Film-clips about Russia 2

Cooking Borsch

Some years back, I watched a documentary how Ike Eisenhower told Niki Khrushchev that the world would not eat Borsch. So what Is Borsch, I asked myself. Now I know. Made quickly on the stove,- it is a beetroot soup- eaten with sour-cream.

Very healthy and very delicious. I like to know why Ike Eisenhower disliked Borsch; besides it is ‘only’ a soup. Written by Norbert Henke from Helping men with Russian women


A real Datscha

I heard the word “Datscha” often before in movies and I read it frequently in travel book. But I had never seen a Datscha in real life. So my future-wife took me to her Datscha. First we had to travel 30 minutes on a bus to the outskirts of Zlatoust. When we arrived I was disappointed, because it was all so normal. Just a house with a garden and a “Banja” (Sauna). However, the jam which was made from the garden’s raspberries were extraordinary delicious. They tasted so healthy and whole, it was a real eye-opener for me. Written by Norbert Henke from Helping men with Russian women

Going Shopping on Tramway

I believe any newcomer to Russia will have a shocked expression on his face when he steps inside these old rattling tramways. We had to stand for 30 minutes to go to the train-station, and while I was standing, my body was thoroughly moved from left to right by the uneven tracks. My knuckles turned white from sheer hanging on. There seem no insulation from the noise and the cold. These tramways must be so intensely cold in the Russian winter, that I don’t like to imagine.

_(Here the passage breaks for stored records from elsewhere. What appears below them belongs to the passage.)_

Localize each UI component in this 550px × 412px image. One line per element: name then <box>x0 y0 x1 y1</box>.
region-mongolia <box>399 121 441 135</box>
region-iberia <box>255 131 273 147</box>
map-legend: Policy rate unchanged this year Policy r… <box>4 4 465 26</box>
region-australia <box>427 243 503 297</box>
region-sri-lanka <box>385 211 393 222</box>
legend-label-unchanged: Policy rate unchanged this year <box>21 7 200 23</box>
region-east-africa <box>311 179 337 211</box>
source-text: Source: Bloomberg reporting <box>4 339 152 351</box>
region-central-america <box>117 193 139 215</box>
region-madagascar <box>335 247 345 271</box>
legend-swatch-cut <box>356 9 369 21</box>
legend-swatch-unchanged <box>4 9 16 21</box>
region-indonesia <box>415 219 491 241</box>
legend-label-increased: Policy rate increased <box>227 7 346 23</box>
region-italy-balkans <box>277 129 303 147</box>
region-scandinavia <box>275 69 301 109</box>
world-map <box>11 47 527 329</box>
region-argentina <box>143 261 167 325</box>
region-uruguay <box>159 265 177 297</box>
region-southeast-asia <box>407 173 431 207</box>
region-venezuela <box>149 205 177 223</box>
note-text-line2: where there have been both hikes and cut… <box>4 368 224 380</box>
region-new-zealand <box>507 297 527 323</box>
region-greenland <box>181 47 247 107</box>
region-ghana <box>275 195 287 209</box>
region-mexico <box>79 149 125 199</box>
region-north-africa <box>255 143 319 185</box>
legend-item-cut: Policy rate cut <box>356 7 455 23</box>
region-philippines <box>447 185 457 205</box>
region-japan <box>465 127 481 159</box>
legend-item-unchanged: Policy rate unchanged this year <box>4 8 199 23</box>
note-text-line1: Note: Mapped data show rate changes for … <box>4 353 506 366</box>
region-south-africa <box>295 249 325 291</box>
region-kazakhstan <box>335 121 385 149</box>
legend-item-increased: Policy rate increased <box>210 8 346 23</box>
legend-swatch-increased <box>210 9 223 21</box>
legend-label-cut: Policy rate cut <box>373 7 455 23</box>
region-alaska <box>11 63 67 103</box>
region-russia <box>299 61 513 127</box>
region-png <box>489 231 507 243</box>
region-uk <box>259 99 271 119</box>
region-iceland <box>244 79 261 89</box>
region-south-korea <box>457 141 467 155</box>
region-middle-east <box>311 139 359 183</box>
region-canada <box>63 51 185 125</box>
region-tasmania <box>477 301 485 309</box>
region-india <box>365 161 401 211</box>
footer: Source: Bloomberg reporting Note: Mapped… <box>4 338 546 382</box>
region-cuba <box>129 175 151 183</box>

Still, may be I speaking with a harsh judgement, however, coming from Sydney, the contrast is extreme. The funny thing is, after two weeks of travelling on these various types of tramways, I got used to them. Written by Norbert Henke from Helping men with Russian women

Kremlin St.Basil

We were lucky to have a warm summer’s day, because the next day the temperature dropped to only 16C, with lots of rain. Just like every other tourist, we admired the Kremlin, which was portrayed in many movies and documentaries of the Cold War, with its red walls.  Nearby was a little church, which breathed out a mysterious atmosphere of the Unknown. With my secret pen-camera I dared to enter the little church, which was quite dark and quiet inside. I also used my pen-camera in the big St.Basil church (may be I did not have to pay the additional 500 Rubles that allowed tourist to use a camera). For me, an outsider, these icons, and quiet surroundings are impressive. I like to imagine what the life was like 200 years ago, in a freezing winter.